Most of Washington’s metro fleet has been suspended from service since mid-October after a train car slipped through tracks on the Blue Line near Arlington National Cemetery. According to Wednesday’s NTSB report, the car derailed and then reconnected on its own to the rails twice during that trip, before derailing a third time. Some passengers were trapped in a tunnel in a dark wagon and had to be evacuated on foot.

As a result of this incident, the NTSB discovered chronic issues in which the wheels of Metro’s 7000 series line, its new wagon, extended too far over the axles, allowing the cart to slip off the tracks. The problem had been apparent to the Washington Metropolitan Area Transit Authority since 2017, but neither the NTSB nor the WMATA board had been notified. At the scene of the derailment, the NTSB said the top speed allowed was 59 miles per hour. Preliminary data from an on-board event recorder showed the train speed to be slower than about 33 mph.

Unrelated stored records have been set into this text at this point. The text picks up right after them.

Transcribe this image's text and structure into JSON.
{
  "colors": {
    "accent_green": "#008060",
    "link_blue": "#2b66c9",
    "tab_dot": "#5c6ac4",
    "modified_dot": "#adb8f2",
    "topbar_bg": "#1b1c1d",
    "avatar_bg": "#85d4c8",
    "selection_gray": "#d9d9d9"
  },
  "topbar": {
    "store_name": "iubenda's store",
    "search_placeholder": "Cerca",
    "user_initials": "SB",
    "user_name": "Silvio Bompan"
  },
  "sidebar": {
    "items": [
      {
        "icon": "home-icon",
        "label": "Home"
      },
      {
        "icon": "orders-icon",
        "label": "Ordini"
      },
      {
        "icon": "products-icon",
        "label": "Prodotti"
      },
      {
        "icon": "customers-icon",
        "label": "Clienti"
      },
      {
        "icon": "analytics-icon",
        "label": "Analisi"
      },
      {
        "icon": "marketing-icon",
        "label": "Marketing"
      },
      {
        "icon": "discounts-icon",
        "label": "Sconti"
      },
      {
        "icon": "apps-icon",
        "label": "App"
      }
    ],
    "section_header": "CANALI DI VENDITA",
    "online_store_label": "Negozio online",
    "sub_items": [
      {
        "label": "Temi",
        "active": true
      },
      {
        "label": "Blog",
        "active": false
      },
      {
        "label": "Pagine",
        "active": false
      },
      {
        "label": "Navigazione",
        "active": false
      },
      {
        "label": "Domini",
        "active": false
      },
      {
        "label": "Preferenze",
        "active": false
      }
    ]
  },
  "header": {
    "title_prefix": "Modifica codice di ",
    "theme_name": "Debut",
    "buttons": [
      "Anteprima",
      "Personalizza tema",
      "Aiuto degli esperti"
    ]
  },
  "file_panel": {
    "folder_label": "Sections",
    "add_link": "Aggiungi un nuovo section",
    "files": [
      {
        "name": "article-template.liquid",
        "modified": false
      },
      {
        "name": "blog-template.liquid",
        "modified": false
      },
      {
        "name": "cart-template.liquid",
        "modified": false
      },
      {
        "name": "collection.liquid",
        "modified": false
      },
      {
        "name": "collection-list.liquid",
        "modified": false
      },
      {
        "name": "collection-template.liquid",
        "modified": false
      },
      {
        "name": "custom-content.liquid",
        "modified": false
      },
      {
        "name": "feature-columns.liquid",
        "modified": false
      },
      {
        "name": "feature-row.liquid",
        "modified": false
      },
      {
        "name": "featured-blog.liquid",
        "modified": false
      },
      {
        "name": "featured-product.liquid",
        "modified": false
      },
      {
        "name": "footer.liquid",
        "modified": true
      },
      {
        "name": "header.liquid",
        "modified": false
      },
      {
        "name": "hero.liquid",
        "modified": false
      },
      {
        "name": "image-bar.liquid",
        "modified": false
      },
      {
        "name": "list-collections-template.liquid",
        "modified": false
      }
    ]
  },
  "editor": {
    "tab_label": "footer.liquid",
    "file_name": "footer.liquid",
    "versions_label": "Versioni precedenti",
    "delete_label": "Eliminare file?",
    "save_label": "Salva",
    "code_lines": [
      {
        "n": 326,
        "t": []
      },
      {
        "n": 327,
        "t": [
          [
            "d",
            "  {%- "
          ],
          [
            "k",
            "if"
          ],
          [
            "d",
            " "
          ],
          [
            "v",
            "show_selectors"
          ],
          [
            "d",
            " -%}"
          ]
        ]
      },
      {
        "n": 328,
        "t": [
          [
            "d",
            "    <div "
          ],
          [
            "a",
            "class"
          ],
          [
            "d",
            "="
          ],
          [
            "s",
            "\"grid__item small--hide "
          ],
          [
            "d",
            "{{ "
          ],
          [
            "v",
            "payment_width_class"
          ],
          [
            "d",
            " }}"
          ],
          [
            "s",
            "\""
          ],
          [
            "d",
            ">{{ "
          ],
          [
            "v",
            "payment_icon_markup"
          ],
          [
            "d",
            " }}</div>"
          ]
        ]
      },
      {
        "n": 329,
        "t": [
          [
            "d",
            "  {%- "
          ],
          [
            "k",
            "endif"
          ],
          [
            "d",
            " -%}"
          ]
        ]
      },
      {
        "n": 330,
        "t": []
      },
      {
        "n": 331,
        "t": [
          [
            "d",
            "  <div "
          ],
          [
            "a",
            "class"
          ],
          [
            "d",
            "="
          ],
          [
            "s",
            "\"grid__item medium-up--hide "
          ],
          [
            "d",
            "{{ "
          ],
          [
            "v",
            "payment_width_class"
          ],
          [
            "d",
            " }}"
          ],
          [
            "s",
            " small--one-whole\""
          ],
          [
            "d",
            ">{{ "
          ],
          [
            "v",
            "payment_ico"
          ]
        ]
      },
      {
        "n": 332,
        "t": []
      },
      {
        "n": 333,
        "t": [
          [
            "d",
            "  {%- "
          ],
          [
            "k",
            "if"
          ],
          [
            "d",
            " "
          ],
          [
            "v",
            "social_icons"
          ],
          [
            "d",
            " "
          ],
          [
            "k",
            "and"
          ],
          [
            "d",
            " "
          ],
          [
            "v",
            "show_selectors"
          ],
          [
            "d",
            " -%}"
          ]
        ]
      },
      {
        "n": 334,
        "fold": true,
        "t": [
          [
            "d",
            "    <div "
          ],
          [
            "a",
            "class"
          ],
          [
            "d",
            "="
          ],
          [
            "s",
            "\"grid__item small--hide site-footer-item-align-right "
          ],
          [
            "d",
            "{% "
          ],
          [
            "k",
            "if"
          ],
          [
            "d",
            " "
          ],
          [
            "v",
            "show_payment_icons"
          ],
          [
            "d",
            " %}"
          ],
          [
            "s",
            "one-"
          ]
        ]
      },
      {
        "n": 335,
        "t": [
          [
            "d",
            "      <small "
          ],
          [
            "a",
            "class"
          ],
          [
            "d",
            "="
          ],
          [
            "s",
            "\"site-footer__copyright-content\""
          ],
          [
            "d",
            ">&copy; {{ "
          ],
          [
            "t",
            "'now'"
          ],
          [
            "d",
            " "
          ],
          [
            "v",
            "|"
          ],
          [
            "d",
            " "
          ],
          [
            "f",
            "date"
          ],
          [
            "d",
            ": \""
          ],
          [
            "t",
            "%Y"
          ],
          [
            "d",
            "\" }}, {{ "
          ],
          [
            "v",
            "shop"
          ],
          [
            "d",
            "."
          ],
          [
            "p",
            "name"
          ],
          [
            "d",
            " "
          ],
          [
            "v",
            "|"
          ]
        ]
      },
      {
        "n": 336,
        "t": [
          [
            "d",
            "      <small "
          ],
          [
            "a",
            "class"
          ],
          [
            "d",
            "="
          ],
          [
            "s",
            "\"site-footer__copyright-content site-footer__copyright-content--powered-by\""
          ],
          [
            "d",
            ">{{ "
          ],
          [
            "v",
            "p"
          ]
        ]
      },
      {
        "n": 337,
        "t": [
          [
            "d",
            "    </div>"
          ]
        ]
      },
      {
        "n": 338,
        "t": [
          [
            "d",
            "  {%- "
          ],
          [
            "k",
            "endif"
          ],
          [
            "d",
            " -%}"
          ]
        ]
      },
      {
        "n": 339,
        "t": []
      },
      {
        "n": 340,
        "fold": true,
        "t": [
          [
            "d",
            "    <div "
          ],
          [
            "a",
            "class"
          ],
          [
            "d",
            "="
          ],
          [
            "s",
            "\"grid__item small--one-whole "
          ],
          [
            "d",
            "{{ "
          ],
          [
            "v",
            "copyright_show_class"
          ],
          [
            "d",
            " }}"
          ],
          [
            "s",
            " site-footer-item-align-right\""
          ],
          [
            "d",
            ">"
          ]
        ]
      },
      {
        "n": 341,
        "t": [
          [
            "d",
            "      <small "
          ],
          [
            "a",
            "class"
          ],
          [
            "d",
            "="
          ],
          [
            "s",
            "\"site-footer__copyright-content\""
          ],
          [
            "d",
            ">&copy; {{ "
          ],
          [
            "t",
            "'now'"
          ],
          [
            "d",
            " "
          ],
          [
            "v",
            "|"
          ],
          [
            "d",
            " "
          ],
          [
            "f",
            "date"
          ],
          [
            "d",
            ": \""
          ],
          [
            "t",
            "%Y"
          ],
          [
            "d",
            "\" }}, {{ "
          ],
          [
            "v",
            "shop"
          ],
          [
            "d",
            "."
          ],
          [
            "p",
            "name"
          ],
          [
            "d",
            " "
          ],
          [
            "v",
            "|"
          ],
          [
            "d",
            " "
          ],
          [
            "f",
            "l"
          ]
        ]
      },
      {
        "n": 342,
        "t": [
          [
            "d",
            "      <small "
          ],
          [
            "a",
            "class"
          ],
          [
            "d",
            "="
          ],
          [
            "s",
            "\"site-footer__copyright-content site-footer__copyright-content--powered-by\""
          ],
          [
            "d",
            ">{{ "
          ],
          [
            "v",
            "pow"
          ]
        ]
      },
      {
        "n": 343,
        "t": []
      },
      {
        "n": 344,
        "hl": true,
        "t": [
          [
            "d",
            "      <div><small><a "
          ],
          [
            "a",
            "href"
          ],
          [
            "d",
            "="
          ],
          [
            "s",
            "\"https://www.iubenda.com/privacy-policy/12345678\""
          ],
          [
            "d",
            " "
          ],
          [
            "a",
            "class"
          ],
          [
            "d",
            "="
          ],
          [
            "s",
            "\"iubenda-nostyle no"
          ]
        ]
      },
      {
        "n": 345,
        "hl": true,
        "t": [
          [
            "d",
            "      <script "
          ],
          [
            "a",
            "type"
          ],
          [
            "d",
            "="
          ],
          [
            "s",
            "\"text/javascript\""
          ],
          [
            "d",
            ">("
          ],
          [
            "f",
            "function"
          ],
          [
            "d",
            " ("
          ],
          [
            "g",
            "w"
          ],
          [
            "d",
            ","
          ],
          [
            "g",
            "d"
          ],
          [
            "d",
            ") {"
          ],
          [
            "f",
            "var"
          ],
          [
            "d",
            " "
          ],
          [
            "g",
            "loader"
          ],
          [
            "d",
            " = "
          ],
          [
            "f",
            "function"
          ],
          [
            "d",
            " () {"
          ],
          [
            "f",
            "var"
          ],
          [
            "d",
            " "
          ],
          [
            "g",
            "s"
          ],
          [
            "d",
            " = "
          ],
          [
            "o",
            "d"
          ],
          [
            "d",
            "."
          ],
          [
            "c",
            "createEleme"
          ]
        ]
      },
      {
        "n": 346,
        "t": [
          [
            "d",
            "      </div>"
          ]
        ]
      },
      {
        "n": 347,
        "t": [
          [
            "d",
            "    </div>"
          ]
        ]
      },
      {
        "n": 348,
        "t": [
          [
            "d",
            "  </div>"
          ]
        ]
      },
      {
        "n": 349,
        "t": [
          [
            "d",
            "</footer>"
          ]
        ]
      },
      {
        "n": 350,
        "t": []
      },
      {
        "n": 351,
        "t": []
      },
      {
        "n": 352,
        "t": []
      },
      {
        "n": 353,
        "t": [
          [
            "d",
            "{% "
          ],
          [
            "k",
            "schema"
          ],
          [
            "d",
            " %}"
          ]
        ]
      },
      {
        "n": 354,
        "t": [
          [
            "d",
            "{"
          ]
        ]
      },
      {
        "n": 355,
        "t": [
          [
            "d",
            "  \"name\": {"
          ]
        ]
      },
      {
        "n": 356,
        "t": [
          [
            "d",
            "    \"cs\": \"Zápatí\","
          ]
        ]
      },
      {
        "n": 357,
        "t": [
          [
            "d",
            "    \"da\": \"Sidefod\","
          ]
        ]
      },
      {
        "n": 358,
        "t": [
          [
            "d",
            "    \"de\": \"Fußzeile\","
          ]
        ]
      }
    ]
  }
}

“The NTSB is concerned that the 7200 car operated with an axle that did not meet spec for an indefinite period of time because the car derailed three times on the day of the accident … with no noticeable indication of the problem to alert the train operator. ”said the alert. “The derailment probably occurred due to the movement of the wheel on its axle, which should never happen.”

The Washington Metro is expected to operate a greatly reduced service at least until the end of the year.

“Safety alert identifies the problem of wheelset movement on mass transit cars and commuter railways as a serious problem,” said Robert Hall, director of the NTSB’s office responsible for railroad investigations. of iron, pipelines and hazardous materials. “As we continue to investigate this derailment, it is imperative that the identified safety issues be addressed immediately to protect the American public who travel on our transit system on a daily basis. ”

The agency said its investigation would examine whether the defective axles were the result of a design flaw or an assembly error, assess the response of rail traffic controllers and attempt to identify if there are any similar problems in other types of wagons.

The safety concerns come as transit agencies scramble to win back passengers and build expanded transportation routes under President Joe Biden’s new infrastructure law after a crushing year of ridership drained by due to the COVID-19 pandemic. In Washington, overall passenger numbers remain at about 30% of pre-pandemic levels, but are expected to increase as offices reopen and tourism resumes.